[Cross posted from ONE Massachusetts]
While reading an article from Mass Audobon about the most recent budget cuts in the environmental field I couldn’t stop thinking about what needs to get done for elected officials to understand that level or under funded programs should not be the rule in the state.
This conversation is not just about percentages, numbers, and dollar amounts.
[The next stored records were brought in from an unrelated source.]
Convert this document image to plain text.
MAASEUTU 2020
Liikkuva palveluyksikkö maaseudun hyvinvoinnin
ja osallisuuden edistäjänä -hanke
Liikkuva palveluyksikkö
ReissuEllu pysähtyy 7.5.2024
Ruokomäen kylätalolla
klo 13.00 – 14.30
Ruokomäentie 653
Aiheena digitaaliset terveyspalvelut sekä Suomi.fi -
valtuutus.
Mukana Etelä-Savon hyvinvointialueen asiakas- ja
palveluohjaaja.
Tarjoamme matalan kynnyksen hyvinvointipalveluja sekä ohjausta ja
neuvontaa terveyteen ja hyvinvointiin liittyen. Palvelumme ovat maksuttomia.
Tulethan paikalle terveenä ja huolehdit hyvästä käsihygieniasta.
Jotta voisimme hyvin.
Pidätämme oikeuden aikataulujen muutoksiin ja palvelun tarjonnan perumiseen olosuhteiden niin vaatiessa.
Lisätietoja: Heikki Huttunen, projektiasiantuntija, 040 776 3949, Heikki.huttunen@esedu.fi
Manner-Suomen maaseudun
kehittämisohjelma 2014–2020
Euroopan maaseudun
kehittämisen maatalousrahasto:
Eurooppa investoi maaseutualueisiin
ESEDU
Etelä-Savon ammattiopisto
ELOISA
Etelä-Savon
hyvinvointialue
While dollar amounts pay for the services and programs we care about they don’t offer the human face of what under funded programs mean for the community: seniors without proper elderly services, children taking classes in crowded classrooms, youth without summer jobs, less police enforcement and firemen walking our streets and less environmental programs that protect our natural resources, the quality of our air and water and our endangered species just to name a few.
While reading this Mass Audobon report I was shocked to learn that our so called progressive state invest less than 1 percent of its budget in environmental protection related activities.
“Over the past ten years, annual environmental spending dropped from $245 million to $178.5 million proposed for 2012—or a drop from 1.1 percent of total spending to 0.58 percent.”
This drop from 1.1 percent to .58 percent has meant a loss of 30 percent of the Environmental Protection budget, including funds for hazardous waste site oversight, and more than a quarter of Conservation and Recreation funds and staff; elimination of the Natural Heritage & Endangered Species Program, among many others.
In 2003, the last time the Environmental Council of the States crunched the numbers, Massachusetts ranked 49 out of 50 in percentage of state budget spent on environmental programs.
Massachusetts has always been a pioneer of passing legislation championing environmental protection initiatives but has failed in providing the means to implement that legislation in a way that will have a real impact in our communities. Let’s not wait for the quality of our air and natural resources to deteriorate even further to take action. We need to protect these services among others by increasing the revenue sources of the state. Let’s not take a piece of the shrinking budget pie, let’s better make it bigger for everyone.